The Court held that the statute covered only those documents compiled by the agency responsible for section 152 and those documents collected by that agency in the possession of that agency, but that the statute provided no protection to documents compiled or collected by some other agency for some other purpose in the possession of some other agency. The Court adopted this interpretation to be as narrow as possible (because “statutes establishing evidentiary privileges must be construed narrowly because privileges impede the search for the truth”), while giving full effect to the 1995 amendment that added “collected.”

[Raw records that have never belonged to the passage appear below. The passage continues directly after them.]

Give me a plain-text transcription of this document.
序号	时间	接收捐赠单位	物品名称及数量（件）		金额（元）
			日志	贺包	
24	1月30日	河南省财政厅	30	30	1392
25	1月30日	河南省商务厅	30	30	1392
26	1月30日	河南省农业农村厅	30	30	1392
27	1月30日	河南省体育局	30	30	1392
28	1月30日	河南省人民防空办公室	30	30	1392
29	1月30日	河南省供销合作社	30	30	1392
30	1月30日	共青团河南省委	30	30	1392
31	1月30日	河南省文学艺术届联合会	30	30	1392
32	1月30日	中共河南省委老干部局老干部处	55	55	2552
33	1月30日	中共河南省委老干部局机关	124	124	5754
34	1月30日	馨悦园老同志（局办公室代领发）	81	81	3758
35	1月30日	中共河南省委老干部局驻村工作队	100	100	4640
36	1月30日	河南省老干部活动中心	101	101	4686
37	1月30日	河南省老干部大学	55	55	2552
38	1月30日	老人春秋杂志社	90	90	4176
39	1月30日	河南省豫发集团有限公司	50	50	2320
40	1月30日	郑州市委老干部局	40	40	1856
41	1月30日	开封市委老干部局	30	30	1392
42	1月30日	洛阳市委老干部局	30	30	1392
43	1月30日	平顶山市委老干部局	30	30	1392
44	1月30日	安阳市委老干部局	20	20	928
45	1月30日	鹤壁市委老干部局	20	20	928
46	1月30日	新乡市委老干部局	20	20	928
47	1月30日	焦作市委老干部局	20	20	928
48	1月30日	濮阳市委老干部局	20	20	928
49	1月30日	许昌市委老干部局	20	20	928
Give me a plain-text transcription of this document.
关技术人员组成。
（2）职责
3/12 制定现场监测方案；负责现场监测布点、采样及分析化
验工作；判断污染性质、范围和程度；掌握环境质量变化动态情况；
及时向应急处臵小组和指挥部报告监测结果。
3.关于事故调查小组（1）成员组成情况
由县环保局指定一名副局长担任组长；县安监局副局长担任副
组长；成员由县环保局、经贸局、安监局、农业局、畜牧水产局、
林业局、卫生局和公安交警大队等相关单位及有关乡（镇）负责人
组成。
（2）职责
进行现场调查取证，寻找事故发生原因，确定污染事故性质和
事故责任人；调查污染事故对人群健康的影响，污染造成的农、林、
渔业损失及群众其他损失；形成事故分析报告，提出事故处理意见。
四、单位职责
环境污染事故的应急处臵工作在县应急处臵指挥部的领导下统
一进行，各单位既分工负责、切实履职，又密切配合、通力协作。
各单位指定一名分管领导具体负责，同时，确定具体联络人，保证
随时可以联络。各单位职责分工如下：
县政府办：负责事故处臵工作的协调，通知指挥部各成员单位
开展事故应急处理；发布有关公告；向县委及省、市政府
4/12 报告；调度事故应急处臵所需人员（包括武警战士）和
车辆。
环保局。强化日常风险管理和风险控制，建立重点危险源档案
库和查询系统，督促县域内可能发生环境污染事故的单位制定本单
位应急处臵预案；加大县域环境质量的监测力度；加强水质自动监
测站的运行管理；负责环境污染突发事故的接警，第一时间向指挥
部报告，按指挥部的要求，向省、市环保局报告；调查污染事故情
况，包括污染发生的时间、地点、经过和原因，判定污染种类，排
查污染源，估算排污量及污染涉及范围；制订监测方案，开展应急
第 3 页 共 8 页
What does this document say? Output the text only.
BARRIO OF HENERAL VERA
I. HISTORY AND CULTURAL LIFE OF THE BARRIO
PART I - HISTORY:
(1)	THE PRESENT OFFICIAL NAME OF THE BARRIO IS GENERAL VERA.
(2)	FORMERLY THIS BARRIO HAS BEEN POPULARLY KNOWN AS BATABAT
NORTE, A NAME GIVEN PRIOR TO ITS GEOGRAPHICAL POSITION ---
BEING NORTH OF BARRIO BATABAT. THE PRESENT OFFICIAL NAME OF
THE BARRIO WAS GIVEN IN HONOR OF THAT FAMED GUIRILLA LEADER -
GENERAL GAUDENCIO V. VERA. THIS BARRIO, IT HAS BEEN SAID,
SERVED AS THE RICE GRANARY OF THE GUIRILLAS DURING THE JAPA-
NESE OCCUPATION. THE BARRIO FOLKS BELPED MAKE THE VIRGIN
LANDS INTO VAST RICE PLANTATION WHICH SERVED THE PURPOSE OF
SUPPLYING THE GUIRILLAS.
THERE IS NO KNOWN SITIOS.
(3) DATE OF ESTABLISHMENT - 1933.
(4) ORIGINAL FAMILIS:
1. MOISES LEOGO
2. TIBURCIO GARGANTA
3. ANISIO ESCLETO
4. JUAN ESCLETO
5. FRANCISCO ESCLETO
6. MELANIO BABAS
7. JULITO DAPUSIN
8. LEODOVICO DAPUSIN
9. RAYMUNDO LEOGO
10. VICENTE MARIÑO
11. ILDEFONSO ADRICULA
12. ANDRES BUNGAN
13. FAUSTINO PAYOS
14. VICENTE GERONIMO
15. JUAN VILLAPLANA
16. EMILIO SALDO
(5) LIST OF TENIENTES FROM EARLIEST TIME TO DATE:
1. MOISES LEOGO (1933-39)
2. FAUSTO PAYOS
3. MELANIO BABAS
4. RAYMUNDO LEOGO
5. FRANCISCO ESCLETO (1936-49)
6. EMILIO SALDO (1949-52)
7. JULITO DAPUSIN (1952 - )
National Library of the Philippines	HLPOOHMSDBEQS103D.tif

This construction left potential plaintiffs no worse off than if the section 152 program had not been enacted, and it did not increase the risks of liability to the states as a result of availing themselves of the section 152 program. As the Court explained, Congress made it clear that section 152 “was not intended to be an effort-free tool in litigation against states and local governments;” plaintiffs would continue to have to do the hard work of finding relevant evidence on their own without the benefit of having a central repository of relevant information from which they could get evidence.
This balanced outcome is a potential model for provisions like HR 5240, intended to foster robust communication about cyber and physical risks, to better facilitate the mitigation of such risks, and to do so without reducing the existing level of accountability. Combining the kind of evidentiary privilege created by the Highway Safety Act with the public disclosure protections of HR 5240 would address the barriers to the kind of robust sharing of information on vulnerabilities that is so critical to an effective national effort to address security concerns about the electric grid.
The Court’s (unanimous) opinion in Pierce County points the way toward a modest redraft of HR 5240 that would encourage robust sharing, without reducing a utility’s existing exposure to liability. That there is a well-established precedent for creating a privilege to facilitate robust information sharing should help to overcome political objections. The robust information sharing this approach would encourage should result in increased levels of protection of the critical infrastructure operated by our nation’s electric utilities. This is not simply a balance between two objectives—the utilities’ exposure to liability vs increased protection for the grid. Instead, the Pierce County solution removes a significant disincentive to utilities sharing information on identified vulnerabilities. It bolsters the national security benefits that HR 5240 is meant to achieve.